Markets all over the world have rallied after the U.S. Fed gave a hint that it may reduce the number of rate hikes next year.
This rally has gained additional legs when Trump and Xi met in Argentina to agree on a suspension of U.S. Trade sanctions on China. Today, before market open, in the USA, the S&P futures are up 50 points, or 1.82 percent.
Markets move from optimism to pessimism and back, rather quickly. We are now seeing a move towards optimism. This is also called “Risk On” – a phase when investors like to take risk (because they are optimistic!), therefore, they buy assets with higher risk, like, stocks. Risk On also means exit from low risk assets like bonds (or fixed deposits, in India).
These extreme moves do not sustain for long. Soon enough, corrections start flowing in the market, which eventually cause losses to these “risk on” participants. The reverse is also true – when investors sell out of their blue chip holdings when market correct, they actually sell almost at bear market bottoms.

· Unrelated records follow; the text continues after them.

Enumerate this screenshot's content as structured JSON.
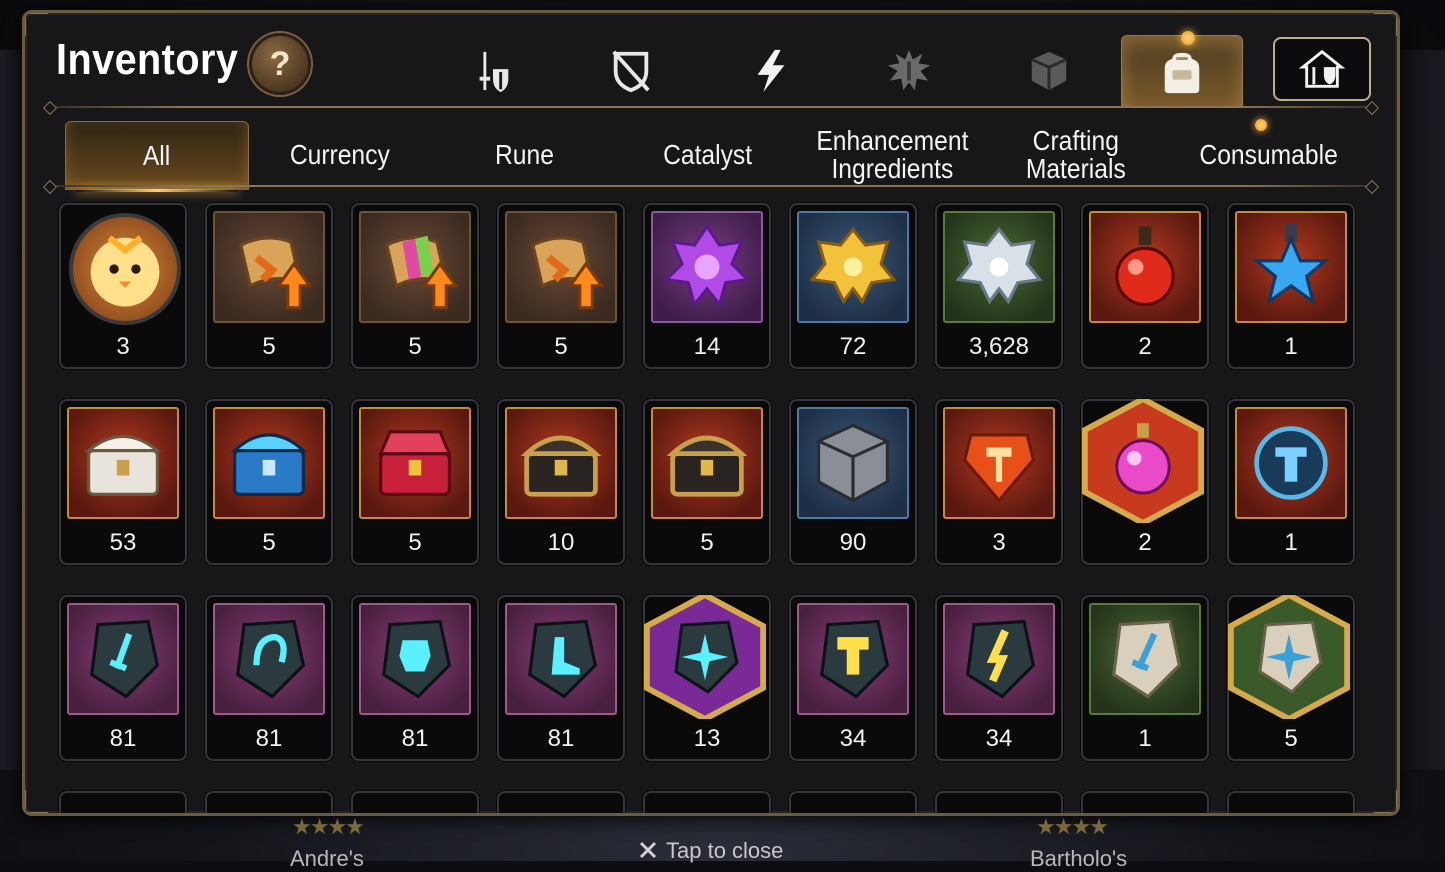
{
  "window": {
    "title": "Inventory",
    "help_label": "?"
  },
  "icon_tabs": [
    {
      "name": "equipment",
      "icon": "sword-shield-icon",
      "active": false
    },
    {
      "name": "artifact",
      "icon": "broken-shield-icon",
      "active": false
    },
    {
      "name": "skill",
      "icon": "lightning-icon",
      "active": false
    },
    {
      "name": "catalyst",
      "icon": "spiky-crest-icon",
      "active": false
    },
    {
      "name": "material",
      "icon": "cube-icon",
      "active": false
    },
    {
      "name": "items",
      "icon": "backpack-icon",
      "active": true,
      "notification": true
    },
    {
      "name": "storage",
      "icon": "house-shield-icon",
      "active": false
    }
  ],
  "filter_tabs": [
    {
      "label": "All",
      "active": true
    },
    {
      "label": "Currency",
      "active": false
    },
    {
      "label": "Rune",
      "active": false
    },
    {
      "label": "Catalyst",
      "active": false
    },
    {
      "label": "Enhancement\nIngredients",
      "active": false
    },
    {
      "label": "Crafting\nMaterials",
      "active": false
    },
    {
      "label": "Consumable",
      "active": false,
      "notification": true
    }
  ],
  "items": [
    {
      "count": "3",
      "icon": "chick-token-icon",
      "frame": "circle"
    },
    {
      "count": "5",
      "icon": "scroll-upgrade-icon",
      "frame": "brown"
    },
    {
      "count": "5",
      "icon": "rainbow-scroll-icon",
      "frame": "brown"
    },
    {
      "count": "5",
      "icon": "scroll-upgrade-icon",
      "frame": "brown"
    },
    {
      "count": "14",
      "icon": "purple-crystal-icon",
      "frame": "purple"
    },
    {
      "count": "72",
      "icon": "gold-crystal-icon",
      "frame": "blue"
    },
    {
      "count": "3,628",
      "icon": "silver-crystal-icon",
      "frame": "green"
    },
    {
      "count": "2",
      "icon": "red-potion-icon",
      "frame": "red"
    },
    {
      "count": "1",
      "icon": "blue-star-potion-icon",
      "frame": "red"
    },
    {
      "count": "53",
      "icon": "white-chest-icon",
      "frame": "red"
    },
    {
      "count": "5",
      "icon": "blue-chest-icon",
      "frame": "red"
    },
    {
      "count": "5",
      "icon": "red-chest-icon",
      "frame": "red"
    },
    {
      "count": "10",
      "icon": "black-gold-chest-icon",
      "frame": "red"
    },
    {
      "count": "5",
      "icon": "black-gold-chest-icon",
      "frame": "red"
    },
    {
      "count": "90",
      "icon": "steel-cube-icon",
      "frame": "blue"
    },
    {
      "count": "3",
      "icon": "hammer-gem-icon",
      "frame": "red"
    },
    {
      "count": "2",
      "icon": "pink-potion-icon",
      "frame": "hex-red"
    },
    {
      "count": "1",
      "icon": "reforge-hammer-icon",
      "frame": "red"
    },
    {
      "count": "81",
      "icon": "sword-stone-icon",
      "frame": "magenta"
    },
    {
      "count": "81",
      "icon": "helmet-stone-icon",
      "frame": "magenta"
    },
    {
      "count": "81",
      "icon": "armor-stone-icon",
      "frame": "magenta"
    },
    {
      "count": "81",
      "icon": "boots-stone-icon",
      "frame": "magenta"
    },
    {
      "count": "13",
      "icon": "star-stone-icon",
      "frame": "hex-purple"
    },
    {
      "count": "34",
      "icon": "hammer-stone-icon",
      "frame": "magenta"
    },
    {
      "count": "34",
      "icon": "bolt-stone-icon",
      "frame": "magenta"
    },
    {
      "count": "1",
      "icon": "pale-sword-stone-icon",
      "frame": "green"
    },
    {
      "count": "5",
      "icon": "pale-star-stone-icon",
      "frame": "hex-green"
    }
  ],
  "footer": {
    "close_label": "Tap to close",
    "left_name": "Andre's",
    "right_name": "Bartholo's"
  },
  "colors": {
    "panel_border": "#6a5a40",
    "accent_gold": "#ffb640",
    "slot_bg": "#0a0a0b"
  }
}
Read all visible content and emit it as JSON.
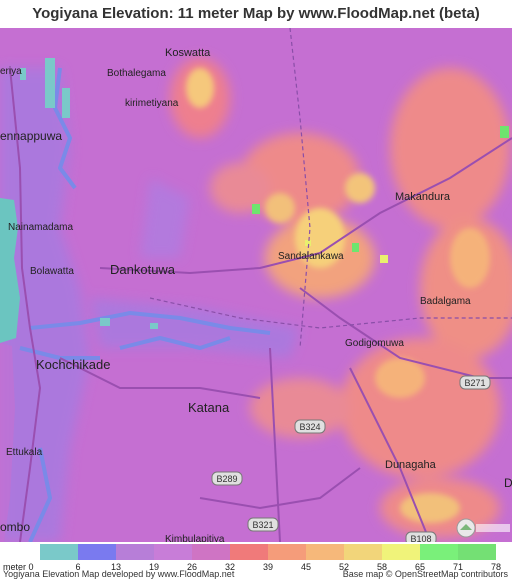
{
  "title": "Yogiyana Elevation: 11 meter Map by www.FloodMap.net (beta)",
  "places": [
    {
      "id": "koswatta",
      "name": "Koswatta",
      "size": 11
    },
    {
      "id": "eriya",
      "name": "eriya",
      "size": 10
    },
    {
      "id": "bothalegama",
      "name": "Bothalegama",
      "size": 10
    },
    {
      "id": "kirimetiyana",
      "name": "kirimetiyana",
      "size": 10
    },
    {
      "id": "ennappuwa",
      "name": "ennappuwa",
      "size": 12
    },
    {
      "id": "makandura",
      "name": "Makandura",
      "size": 11
    },
    {
      "id": "nainamadama",
      "name": "Nainamadama",
      "size": 10
    },
    {
      "id": "sandalankawa",
      "name": "Sandalankawa",
      "size": 10
    },
    {
      "id": "dankotuwa",
      "name": "Dankotuwa",
      "size": 13
    },
    {
      "id": "bolawatta",
      "name": "Bolawatta",
      "size": 10
    },
    {
      "id": "badalgama",
      "name": "Badalgama",
      "size": 10
    },
    {
      "id": "godigomuwa",
      "name": "Godigomuwa",
      "size": 10
    },
    {
      "id": "kochchikade",
      "name": "Kochchikade",
      "size": 13
    },
    {
      "id": "katana",
      "name": "Katana",
      "size": 13
    },
    {
      "id": "ettukala",
      "name": "Ettukala",
      "size": 10
    },
    {
      "id": "dunagaha",
      "name": "Dunagaha",
      "size": 11
    },
    {
      "id": "ombo",
      "name": "ombo",
      "size": 12
    },
    {
      "id": "kimbulapitiya",
      "name": "Kimbulapitiya",
      "size": 10
    },
    {
      "id": "d-edge",
      "name": "D",
      "size": 12
    }
  ],
  "road_shields": [
    "B271",
    "B324",
    "B289",
    "B321",
    "B108"
  ],
  "legend": {
    "unit_label": "meter",
    "start_label": "0",
    "bins": [
      {
        "color": "#7ac9c9",
        "label": "6"
      },
      {
        "color": "#7a7aef",
        "label": "13"
      },
      {
        "color": "#b77ed8",
        "label": "19"
      },
      {
        "color": "#c87dd8",
        "label": "26"
      },
      {
        "color": "#cf74c4",
        "label": "32"
      },
      {
        "color": "#f07a7a",
        "label": "39"
      },
      {
        "color": "#f59c7a",
        "label": "45"
      },
      {
        "color": "#f6b87a",
        "label": "52"
      },
      {
        "color": "#f2d57a",
        "label": "58"
      },
      {
        "color": "#f0f37a",
        "label": "65"
      },
      {
        "color": "#7af07a",
        "label": "71"
      },
      {
        "color": "#74e074",
        "label": "78"
      }
    ]
  },
  "footer": {
    "left": "Yogiyana Elevation Map developed by www.FloodMap.net",
    "right": "Base map © OpenStreetMap contributors"
  },
  "colors": {
    "sea": "#6bc5c0",
    "base": "#c56fd2"
  }
}
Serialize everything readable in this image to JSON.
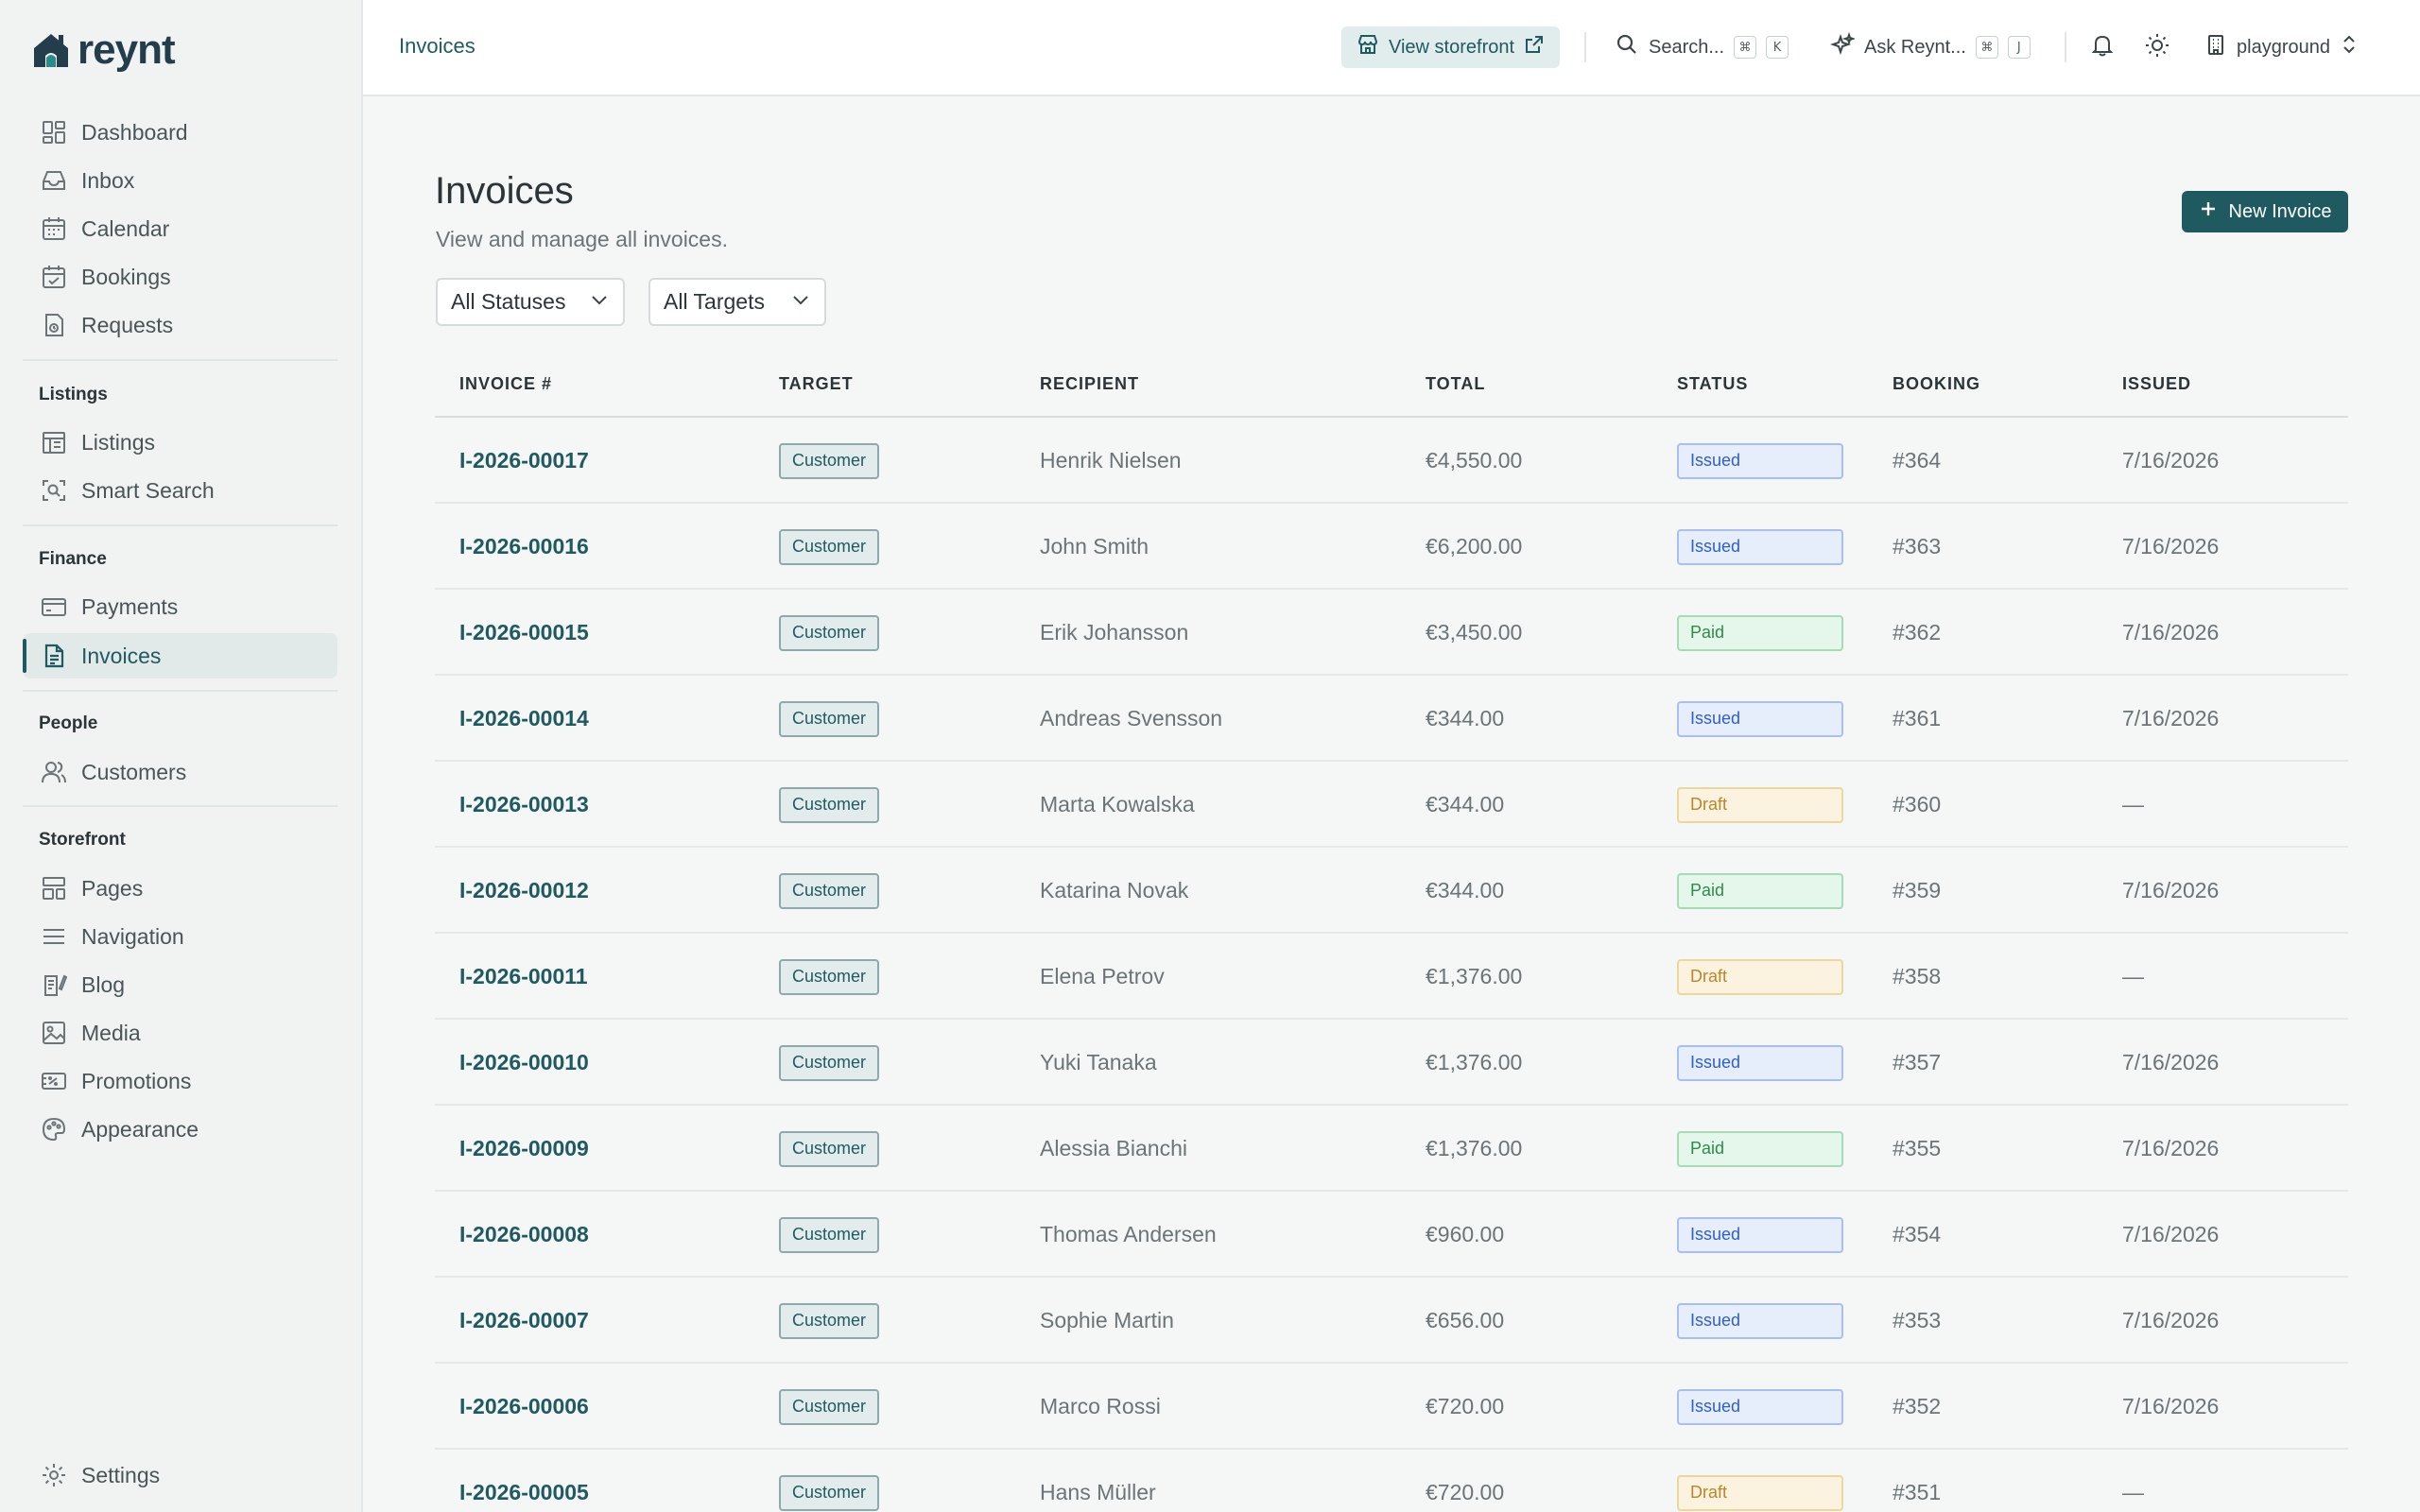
{
  "app": {
    "name": "reynt"
  },
  "sidebar": {
    "main": [
      {
        "label": "Dashboard",
        "icon": "dashboard-icon"
      },
      {
        "label": "Inbox",
        "icon": "inbox-icon"
      },
      {
        "label": "Calendar",
        "icon": "calendar-icon"
      },
      {
        "label": "Bookings",
        "icon": "bookings-icon"
      },
      {
        "label": "Requests",
        "icon": "requests-icon"
      }
    ],
    "listings_section": "Listings",
    "listings": [
      {
        "label": "Listings",
        "icon": "listings-icon"
      },
      {
        "label": "Smart Search",
        "icon": "smart-search-icon"
      }
    ],
    "finance_section": "Finance",
    "finance": [
      {
        "label": "Payments",
        "icon": "payments-icon"
      },
      {
        "label": "Invoices",
        "icon": "invoices-icon",
        "active": true
      }
    ],
    "people_section": "People",
    "people": [
      {
        "label": "Customers",
        "icon": "customers-icon"
      }
    ],
    "storefront_section": "Storefront",
    "storefront": [
      {
        "label": "Pages",
        "icon": "pages-icon"
      },
      {
        "label": "Navigation",
        "icon": "navigation-icon"
      },
      {
        "label": "Blog",
        "icon": "blog-icon"
      },
      {
        "label": "Media",
        "icon": "media-icon"
      },
      {
        "label": "Promotions",
        "icon": "promotions-icon"
      },
      {
        "label": "Appearance",
        "icon": "appearance-icon"
      }
    ],
    "settings": {
      "label": "Settings",
      "icon": "settings-icon"
    }
  },
  "topbar": {
    "breadcrumb": "Invoices",
    "view_storefront": "View storefront",
    "search": {
      "label": "Search...",
      "kbd1": "⌘",
      "kbd2": "K"
    },
    "ask": {
      "label": "Ask Reynt...",
      "kbd1": "⌘",
      "kbd2": "J"
    },
    "workspace": "playground"
  },
  "page": {
    "title": "Invoices",
    "subtitle": "View and manage all invoices.",
    "new_button": "New Invoice",
    "filter_status": "All Statuses",
    "filter_target": "All Targets"
  },
  "table": {
    "columns": [
      "INVOICE #",
      "TARGET",
      "RECIPIENT",
      "TOTAL",
      "STATUS",
      "BOOKING",
      "ISSUED"
    ],
    "rows": [
      {
        "invoice": "I-2026-00017",
        "target": "Customer",
        "recipient": "Henrik Nielsen",
        "total": "€4,550.00",
        "status": "Issued",
        "booking": "#364",
        "issued": "7/16/2026"
      },
      {
        "invoice": "I-2026-00016",
        "target": "Customer",
        "recipient": "John Smith",
        "total": "€6,200.00",
        "status": "Issued",
        "booking": "#363",
        "issued": "7/16/2026"
      },
      {
        "invoice": "I-2026-00015",
        "target": "Customer",
        "recipient": "Erik Johansson",
        "total": "€3,450.00",
        "status": "Paid",
        "booking": "#362",
        "issued": "7/16/2026"
      },
      {
        "invoice": "I-2026-00014",
        "target": "Customer",
        "recipient": "Andreas Svensson",
        "total": "€344.00",
        "status": "Issued",
        "booking": "#361",
        "issued": "7/16/2026"
      },
      {
        "invoice": "I-2026-00013",
        "target": "Customer",
        "recipient": "Marta Kowalska",
        "total": "€344.00",
        "status": "Draft",
        "booking": "#360",
        "issued": "—"
      },
      {
        "invoice": "I-2026-00012",
        "target": "Customer",
        "recipient": "Katarina Novak",
        "total": "€344.00",
        "status": "Paid",
        "booking": "#359",
        "issued": "7/16/2026"
      },
      {
        "invoice": "I-2026-00011",
        "target": "Customer",
        "recipient": "Elena Petrov",
        "total": "€1,376.00",
        "status": "Draft",
        "booking": "#358",
        "issued": "—"
      },
      {
        "invoice": "I-2026-00010",
        "target": "Customer",
        "recipient": "Yuki Tanaka",
        "total": "€1,376.00",
        "status": "Issued",
        "booking": "#357",
        "issued": "7/16/2026"
      },
      {
        "invoice": "I-2026-00009",
        "target": "Customer",
        "recipient": "Alessia Bianchi",
        "total": "€1,376.00",
        "status": "Paid",
        "booking": "#355",
        "issued": "7/16/2026"
      },
      {
        "invoice": "I-2026-00008",
        "target": "Customer",
        "recipient": "Thomas Andersen",
        "total": "€960.00",
        "status": "Issued",
        "booking": "#354",
        "issued": "7/16/2026"
      },
      {
        "invoice": "I-2026-00007",
        "target": "Customer",
        "recipient": "Sophie Martin",
        "total": "€656.00",
        "status": "Issued",
        "booking": "#353",
        "issued": "7/16/2026"
      },
      {
        "invoice": "I-2026-00006",
        "target": "Customer",
        "recipient": "Marco Rossi",
        "total": "€720.00",
        "status": "Issued",
        "booking": "#352",
        "issued": "7/16/2026"
      },
      {
        "invoice": "I-2026-00005",
        "target": "Customer",
        "recipient": "Hans Müller",
        "total": "€720.00",
        "status": "Draft",
        "booking": "#351",
        "issued": "—"
      }
    ]
  },
  "colors": {
    "brand": "#1f5a60",
    "issued": "#2f5fc4",
    "paid": "#2e8c4b",
    "draft": "#b8872a"
  }
}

Investors, as well as traders should maintain a balanced approach to investing/trading. Getting swayed by emotional waves is never rewarding.
The Indian stock market is in an uptrend. Large intermediate declines have recently come in. This will occur at least twice a year. Such declines are buying opportunities. Buy on dips. Focus on blue chips. These two simple rules can enable investors to outperform the market.